Overall, it seems clear Romo performs much better when he “knows” whether or not a blitz is coming. When teams do not blitz, his passer rating is 181 percent better when teams do not show it as opposed to feigning a blitz. When defenses do send extra defenders, Romo’s passer rating is 24.1 points better if the defense “shows” it as opposed to disguising their intentions.
So you want to stop Romo? Well, don’t blitz often, but feel free to act as if you will. When you do blitz, you better disguise that as well.
- Rob Ryan did a really nice job of getting Ware isolated on Donald Penn. Ware lined up in a number of places on Saturday, including middle linebacker at times. Most of the time he shifted to his normal seven-technique location just before the snap, but it was a creative way to make sure the offense cannot anticipate from where Ware will rush. Look for it to continue.
- Another improvement I saw from Ryan was the late-game pass-rush. The Cowboys lined up in a variety of creative alignments in passing situations, including Psycho (shown below) and Cloud (zero down linemen).
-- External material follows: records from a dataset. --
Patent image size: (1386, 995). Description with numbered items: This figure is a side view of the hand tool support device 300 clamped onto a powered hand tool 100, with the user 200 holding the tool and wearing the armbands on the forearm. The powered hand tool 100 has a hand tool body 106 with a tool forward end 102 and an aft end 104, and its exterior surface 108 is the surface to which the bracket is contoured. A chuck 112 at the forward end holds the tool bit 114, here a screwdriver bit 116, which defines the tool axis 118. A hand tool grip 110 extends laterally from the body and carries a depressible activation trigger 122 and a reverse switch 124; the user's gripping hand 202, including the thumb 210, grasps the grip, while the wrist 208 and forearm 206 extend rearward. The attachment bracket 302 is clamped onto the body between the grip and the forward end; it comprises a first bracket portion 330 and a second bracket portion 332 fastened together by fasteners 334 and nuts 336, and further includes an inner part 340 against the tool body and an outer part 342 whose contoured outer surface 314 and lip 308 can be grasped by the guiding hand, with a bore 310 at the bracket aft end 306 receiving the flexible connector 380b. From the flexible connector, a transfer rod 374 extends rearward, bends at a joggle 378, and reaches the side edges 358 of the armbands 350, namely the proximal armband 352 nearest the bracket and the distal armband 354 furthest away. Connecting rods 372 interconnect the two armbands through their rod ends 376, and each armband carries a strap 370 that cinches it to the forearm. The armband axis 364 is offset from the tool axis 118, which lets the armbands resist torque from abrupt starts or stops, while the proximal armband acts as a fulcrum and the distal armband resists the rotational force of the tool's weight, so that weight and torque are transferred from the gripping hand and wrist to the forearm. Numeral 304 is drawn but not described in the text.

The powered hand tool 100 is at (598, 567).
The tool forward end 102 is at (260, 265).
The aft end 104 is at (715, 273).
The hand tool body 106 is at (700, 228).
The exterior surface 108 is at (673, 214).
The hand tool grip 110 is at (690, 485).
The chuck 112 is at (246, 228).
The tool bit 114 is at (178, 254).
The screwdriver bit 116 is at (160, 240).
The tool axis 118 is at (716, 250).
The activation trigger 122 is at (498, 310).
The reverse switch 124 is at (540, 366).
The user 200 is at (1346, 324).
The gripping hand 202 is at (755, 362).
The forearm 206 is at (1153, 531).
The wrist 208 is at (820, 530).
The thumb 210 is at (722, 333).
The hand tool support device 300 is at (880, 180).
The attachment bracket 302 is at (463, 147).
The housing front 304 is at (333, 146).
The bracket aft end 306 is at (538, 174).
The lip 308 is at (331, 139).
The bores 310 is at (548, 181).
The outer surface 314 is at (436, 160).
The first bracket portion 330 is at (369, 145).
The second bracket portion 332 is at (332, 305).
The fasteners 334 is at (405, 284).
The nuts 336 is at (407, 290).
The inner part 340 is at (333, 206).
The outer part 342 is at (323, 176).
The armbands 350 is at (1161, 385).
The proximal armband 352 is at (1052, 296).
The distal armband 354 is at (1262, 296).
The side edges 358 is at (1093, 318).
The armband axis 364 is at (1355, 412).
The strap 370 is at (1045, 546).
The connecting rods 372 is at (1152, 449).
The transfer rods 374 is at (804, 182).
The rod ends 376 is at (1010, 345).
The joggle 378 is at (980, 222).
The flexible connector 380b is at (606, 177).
- Despite this, the Cowboys generally sent just four (sometimes three) defenders. This allowed them to play safe coverages but still confuse the Bucs’ offensive line. It is also in contrast to the blitz-heavy calls we saw in the Cowboys’ loss to the Giants in Week 14. I love the chaotic looks Ryan throws at offenses, and they are even more useful when the defense does not always blitz from them.